O comissário da União Européia para Cooperação ao Desenvolvimento, Louis Michel, começa na sexta-feira uma visita de três dias a Cuba, essencial para as relações com a ilha comunista, deterioradas em 2003 devido à prisão de 75 dissidentes.
Em uma nova política de diálogo com Cuba, a Europa tentará obter a libertação dos dissidentes, enquanto o governo cubano exige que o bloco modifique seu habitual voto a favor de moções contra o país na Comissão de Direitos Humanos da ONU, atualmente reunida em Genebra.
Cuba é anualmente questionada nesta comissão com resoluções geralmente promovidas pelos Estados Unidos, que, segundo o governo cubano, fazem parte da política de agressividade realizada há mais de 40 anos por Washington.
O chanceler cubano, Felipe Pérez Roque, disse na quarta-feira que a visita de Michel, que desembarca em Havana na noite de quinta-feira, é "um testemunho do novo estado das relações bilaterais entre a União Européia e Cuba", e que o governo está disposto a um acordo em matéria de direitos humanos.
Entretanto, diplomatas europeus em Havana se mostram pessimistas com a possibilidade de que a visita do comissário leve à libertação dos dissidentes, que o governo qualifica como mercenários a soldo dos Estados Unidos.
Dos 75 dissidentes detidos em março de 2004, 14 foram soltos por razões de saúde.
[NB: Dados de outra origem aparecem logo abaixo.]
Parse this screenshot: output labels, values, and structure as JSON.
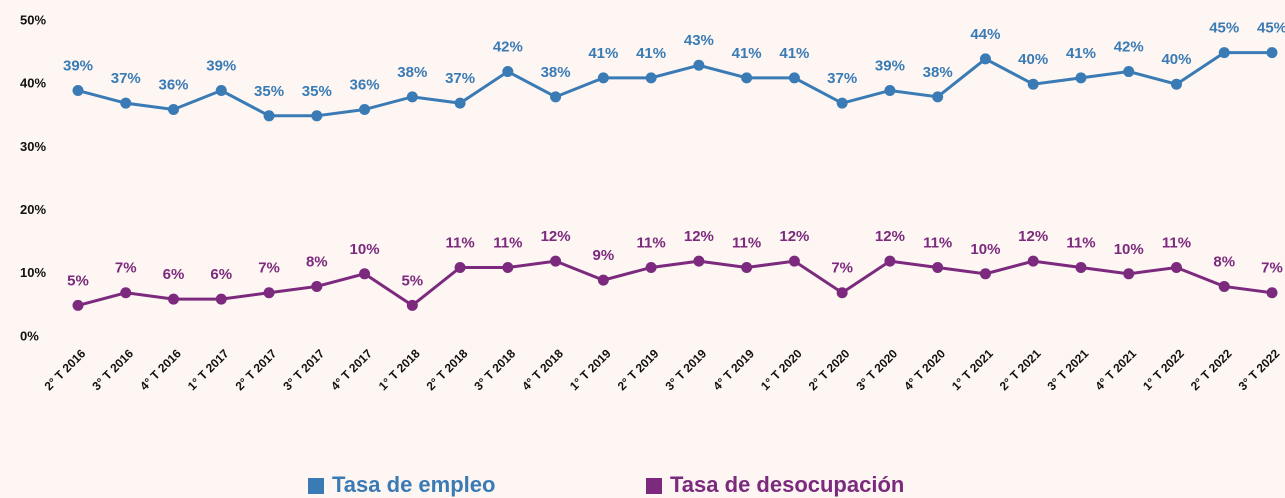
{
  "chart_data": {
    "type": "line",
    "categories": [
      "2° T 2016",
      "3° T 2016",
      "4° T 2016",
      "1° T 2017",
      "2° T 2017",
      "3° T 2017",
      "4° T 2017",
      "1° T 2018",
      "2° T 2018",
      "3° T 2018",
      "4° T 2018",
      "1° T 2019",
      "2° T 2019",
      "3° T 2019",
      "4° T 2019",
      "1° T 2020",
      "2° T 2020",
      "3° T 2020",
      "4° T 2020",
      "1° T 2021",
      "2° T 2021",
      "3° T 2021",
      "4° T 2021",
      "1° T 2022",
      "2° T 2022",
      "3° T 2022"
    ],
    "series": [
      {
        "name": "Tasa de empleo",
        "color": "#3a7bb5",
        "values": [
          39,
          37,
          36,
          39,
          35,
          35,
          36,
          38,
          37,
          42,
          38,
          41,
          41,
          43,
          41,
          41,
          37,
          39,
          38,
          44,
          40,
          41,
          42,
          40,
          45,
          45
        ],
        "value_labels": [
          "39%",
          "37%",
          "36%",
          "39%",
          "35%",
          "35%",
          "36%",
          "38%",
          "37%",
          "42%",
          "38%",
          "41%",
          "41%",
          "43%",
          "41%",
          "41%",
          "37%",
          "39%",
          "38%",
          "44%",
          "40%",
          "41%",
          "42%",
          "40%",
          "45%",
          "45%"
        ]
      },
      {
        "name": "Tasa de desocupación",
        "color": "#7b2a7e",
        "values": [
          5,
          7,
          6,
          6,
          7,
          8,
          10,
          5,
          11,
          11,
          12,
          9,
          11,
          12,
          11,
          12,
          7,
          12,
          11,
          10,
          12,
          11,
          10,
          11,
          8,
          7
        ],
        "value_labels": [
          "5%",
          "7%",
          "6%",
          "6%",
          "7%",
          "8%",
          "10%",
          "5%",
          "11%",
          "11%",
          "12%",
          "9%",
          "11%",
          "12%",
          "11%",
          "12%",
          "7%",
          "12%",
          "11%",
          "10%",
          "12%",
          "11%",
          "10%",
          "11%",
          "8%",
          "7%"
        ]
      }
    ],
    "ylim": [
      0,
      50
    ],
    "yticks": [
      {
        "value": 0,
        "label": "0%"
      },
      {
        "value": 10,
        "label": "10%"
      },
      {
        "value": 20,
        "label": "20%"
      },
      {
        "value": 30,
        "label": "30%"
      },
      {
        "value": 40,
        "label": "40%"
      },
      {
        "value": 50,
        "label": "50%"
      }
    ],
    "grid": false,
    "legend": "bottom"
  }
}
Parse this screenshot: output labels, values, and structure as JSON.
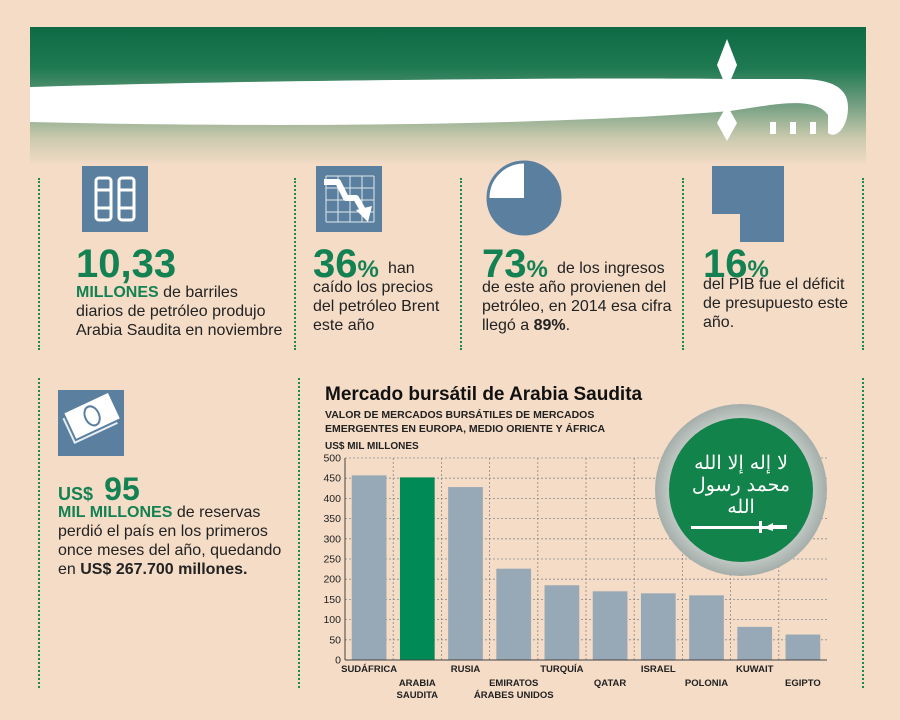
{
  "stats": [
    {
      "big": "10,33",
      "pct": "",
      "lead": "MILLONES",
      "text": " de barriles diarios de petróleo produjo Arabia Saudita en noviembre",
      "icon": "oil-barrels-icon"
    },
    {
      "big": "36",
      "pct": "%",
      "lead": "",
      "text": " han caído los precios del petróleo Brent este año",
      "icon": "falling-price-chart-icon"
    },
    {
      "big": "73",
      "pct": "%",
      "lead": "",
      "text": " de los ingresos de este año provienen del petróleo, en 2014 esa cifra llegó a ",
      "tail": "89%",
      "tail_end": ".",
      "icon": "pie-chart-icon"
    },
    {
      "big": "16",
      "pct": "%",
      "lead": "",
      "text": "del PIB fue el déficit de presupuesto este año.",
      "icon": "deficit-shape-icon"
    }
  ],
  "reserves": {
    "prefix": "US$",
    "big": "95",
    "lead": "MIL MILLONES",
    "text": " de reservas perdió el país en los primeros once meses del año, quedando en ",
    "tail": "US$ 267.700 millones.",
    "icon": "money-bills-icon"
  },
  "flag": {
    "shahada": "لا إله إلا الله محمد رسول الله",
    "icon": "saudi-flag-icon"
  },
  "chart_data": {
    "type": "bar",
    "title": "Mercado bursátil de Arabia Saudita",
    "subtitle": "VALOR DE MERCADOS BURSÁTILES DE MERCADOS EMERGENTES EN EUROPA, MEDIO ORIENTE Y ÁFRICA",
    "ylabel": "US$ MIL MILLONES",
    "ylim": [
      0,
      500
    ],
    "yticks": [
      0,
      50,
      100,
      150,
      200,
      250,
      300,
      350,
      400,
      450,
      500
    ],
    "grid": true,
    "categories": [
      "SUDÁFRICA",
      "ARABIA SAUDITA",
      "RUSIA",
      "EMIRATOS ÁRABES UNIDOS",
      "TURQUÍA",
      "QATAR",
      "ISRAEL",
      "POLONIA",
      "KUWAIT",
      "EGIPTO"
    ],
    "category_lines": [
      [
        "SUDÁFRICA"
      ],
      [
        "ARABIA",
        "SAUDITA"
      ],
      [
        "RUSIA"
      ],
      [
        "EMIRATOS",
        "ÁRABES UNIDOS"
      ],
      [
        "TURQUÍA"
      ],
      [
        "QATAR"
      ],
      [
        "ISRAEL"
      ],
      [
        "POLONIA"
      ],
      [
        "KUWAIT"
      ],
      [
        "EGIPTO"
      ]
    ],
    "values": [
      457,
      452,
      428,
      226,
      185,
      170,
      165,
      160,
      82,
      63
    ],
    "colors": {
      "default": "#97a8b6",
      "highlight": "#008a55",
      "highlight_category": "ARABIA SAUDITA"
    }
  }
}
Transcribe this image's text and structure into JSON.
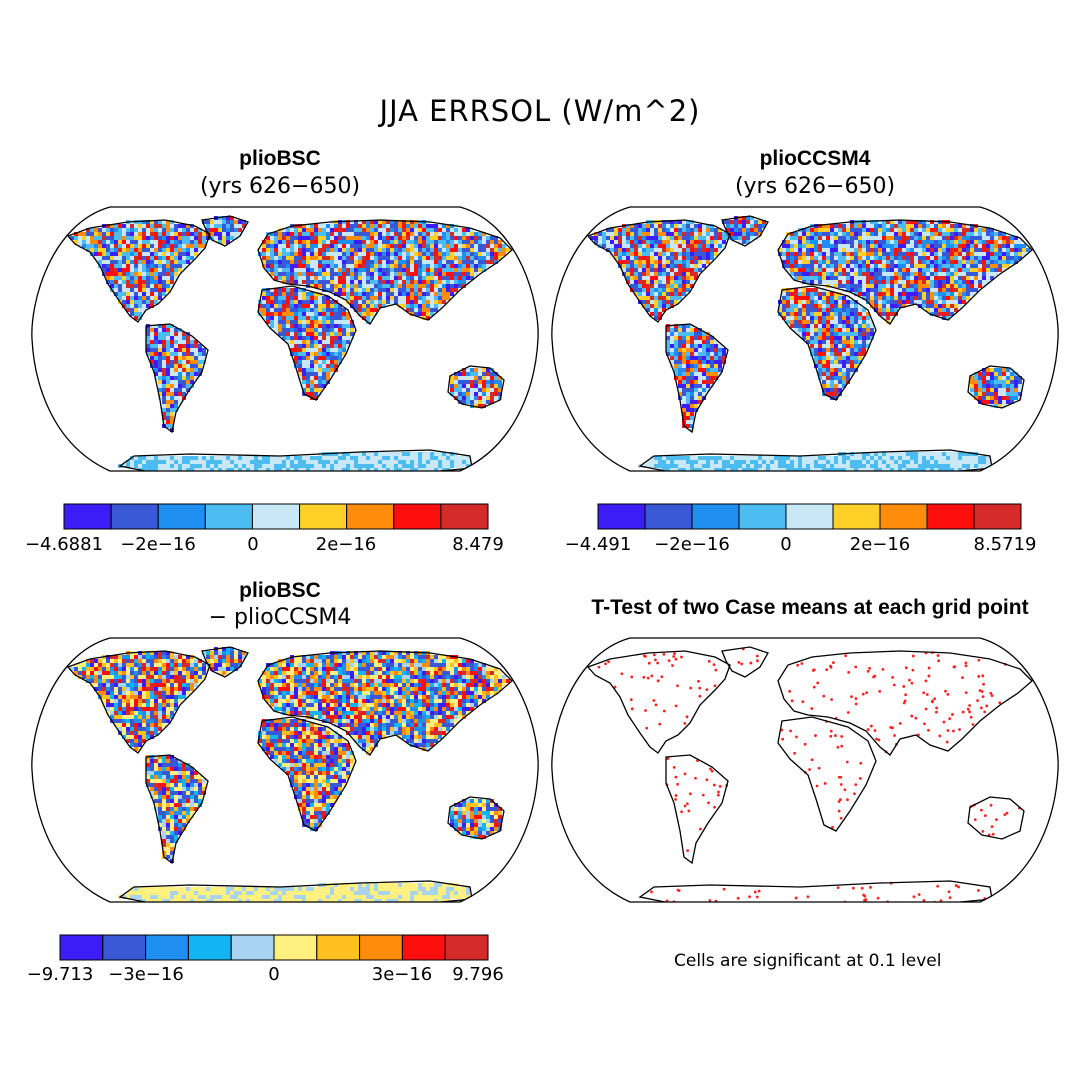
{
  "title": "JJA ERRSOL (W/m^2)",
  "panels": [
    {
      "id": "bsc",
      "title": "plioBSC",
      "subtitle": "(yrs 626−650)"
    },
    {
      "id": "ccsm4",
      "title": "plioCCSM4",
      "subtitle": "(yrs 626−650)"
    },
    {
      "id": "diff",
      "title": "plioBSC",
      "subtitle": "− plioCCSM4"
    },
    {
      "id": "ttest",
      "title": "T-Test of two Case means at each grid point",
      "subtitle": ""
    }
  ],
  "colorbars": [
    {
      "id": "bsc",
      "colors": [
        "#3d1cf7",
        "#3858d6",
        "#1e8ff0",
        "#4dbcf0",
        "#c8e8f7",
        "#ffd028",
        "#ff8c0a",
        "#ff0e0e",
        "#d42a2a"
      ],
      "tick_labels": [
        "−4.6881",
        "−2e−16",
        "0",
        "2e−16",
        "8.479"
      ]
    },
    {
      "id": "ccsm4",
      "colors": [
        "#3d1cf7",
        "#3858d6",
        "#1e8ff0",
        "#4dbcf0",
        "#c8e8f7",
        "#ffd028",
        "#ff8c0a",
        "#ff0e0e",
        "#d42a2a"
      ],
      "tick_labels": [
        "−4.491",
        "−2e−16",
        "0",
        "2e−16",
        "8.5719"
      ]
    },
    {
      "id": "diff",
      "colors": [
        "#3d1cf7",
        "#3858d6",
        "#1e8ff0",
        "#12b4f2",
        "#a8d4f2",
        "#fff080",
        "#ffc020",
        "#ff8c0a",
        "#ff0e0e",
        "#d42a2a"
      ],
      "tick_labels": [
        "−9.713",
        "−3e−16",
        "0",
        "3e−16",
        "9.796"
      ]
    }
  ],
  "note": "Cells are significant at 0.1 level"
}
Familiares e organizações de dissidentes e direitos humanos exigem a libertação dos demais, entendendo que não cometeram delito algum.
"Os presos políticos são o principal obstáculo nas relações, e não estamos avançando", disse à Reuters um embaixador europeu que pediu anonimato. Ele acrescentou que o governo "não viu graça nenhuma" na reunião realizada na segunda-feira em Havana entre diplomatas europeus e um pequeno grupo de dissidentes.
O deputado social-democrata alemão Klaus Barthel, que visita Cuba como parte de uma comitiva parlamentar seu país, disse que não houve "mudança nenhuma" na posição cubana.
"Eles dizem que estão interessados em melhorar as relações, mas não vemos passos concretos. Até agora, não houve nenhum sinal de concessões", disse o parlamentar à Reuters.
Dentro do que a União Européia chama de "compromisso construtivo" com Cuba, Michel se reunirá com representantes do governo cubano e com opositores. Para o líder do grupo dissidente "Cambio Cubano", Eloy Gutiérrez-Menoyo, que lutou ao lado de Fidel Castro na revolução vitoriosa em 1959, a visita é uma grande oportunidade para o governo.
"O governo cubano tem diante de si a oportunidade de contribuir com uma solução nacional que nunca poderia ignorar a existência e a validade de uma oposição democrática verdadeiramente independente", afirmou ele em nota.
Questionado sobre a possibilidade de a UE voltar a impor sanções a Cuba caso não haja mais dissidentes libertados, o recém-empossado embaixador do bloco na ilha, Dino Sinigallia, disse que "deve se esperar o resultado da missão de Louis Michel para analisar a situação".
A União Européia suspendeu provisoriamente em janeiro por seis meses as sanções impostas a Cuba, que incluíam convidar opositores às festas nacionais nas embaixadas em Havana, limitar visitas de funcionários de primeiro escalão da UE e reduzir os programas de cooperação. A UE disse que reexaminará a política relativa a Cuba em julho de 2005.